To align cybersecurity expectations with risk, CMMC 2.0 uses a structured, risk-driven certification model that scales cybersecurity expectations based on the sensitivity of the data a contractor handles. The framework comprises three certification levels verified through recurring self-assessments or independent third-party reviews.
Level 1 applies to contractors handling FCI and requires annual self-assessments against 15 basic Federal Acquisition Regulation-aligned safeguards. Level 2 covers CUI and requires implementation of all 110 NIST SP 800-171 controls, validated through either self-assessments for select programs or independent third-party certification for prioritized acquisitions. Level 3, the most stringent tier, incorporates advanced NIST SP 800-172 measures to safeguard highest-risk programs against advanced cyber threats.
Why Is CMMC Compliance Critical for Defense Contractors?
According to GovCon expert Payam Pourkhomami, president and CEO of OSIbeyond, contractors should meet CMMC compliance standards to remain eligible for DOW contracts. The program reflects the heightened accountability required when handling taxpayer-funded defense work, where participation is voluntary but standards are mandatory.
In addition to preserving eligibility, CMMC provides an advantage by restricting contract awards to certified firms and enabling small businesses to compete on equal security footing with large primes. It also protects contractors’ intellectual property from cyber-enabled theft, while strengthening national security by reducing exploitable weaknesses across the defense supply chain targeted by nation-state adversaries.
What Happens If A Contractor Fails to Comply?
Failure to meet the compliance requirements can result in significant financial consequences, contract cancellations and reputational damage. Knowingly misrepresenting compliance may trigger liability under the False Claims Act, including civil penalties of approximately $10,000 per violation, plus treble damages incurred by the government, as adjusted for inflation under the Federal Civil Penalties Inflation Adjustment Act of 1990. For example, a contractor falsely attesting to compliance while lacking implementation of just 20 controls could face baseline penalties exceeding $200,000.
What Can Companies Outsource to A Third Party?

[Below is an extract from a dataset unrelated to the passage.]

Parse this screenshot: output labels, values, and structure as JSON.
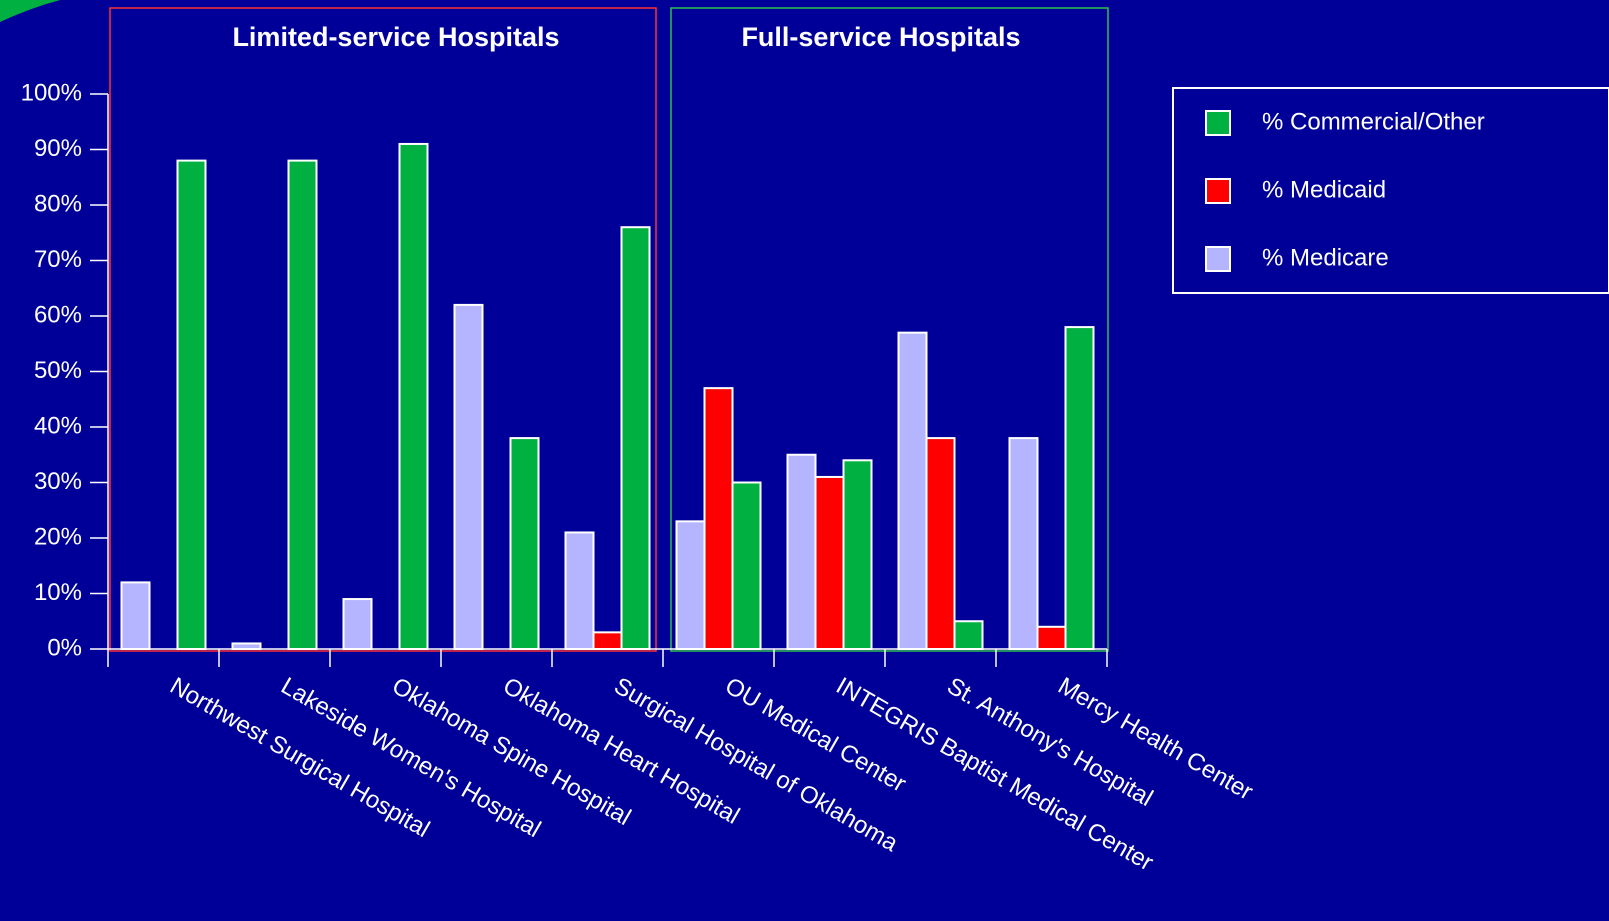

Although defense contractors cannot fully outsource CMMC compliance, they may delegate particular tasks of the technical implementation and day-to-day security operations to qualified managed service providers or managed security service providers. Commonly outsourced tasks include:
- Firewall and network security management
- Endpoint detection and response
- Vulnerability scanning and patch management
- Government cloud architecture and security
- Audit logging and monitoring configuration
- 24/7 security operations center and managed detection and response, or MDR services
- Security event correlation and analysis
However, ultimate accountability remains with the contractor, meaning governance, access decisions, physical security, system security plan ownership, incident reporting and supply chain oversight must remain internal. The most effective approach is a shared responsibility model, documented through a shared responsibility matrix, that clearly defines which party owns each control—allowing organizations to reduce technical burden while retaining the legal and managerial responsibilities required for successful CMMC certification.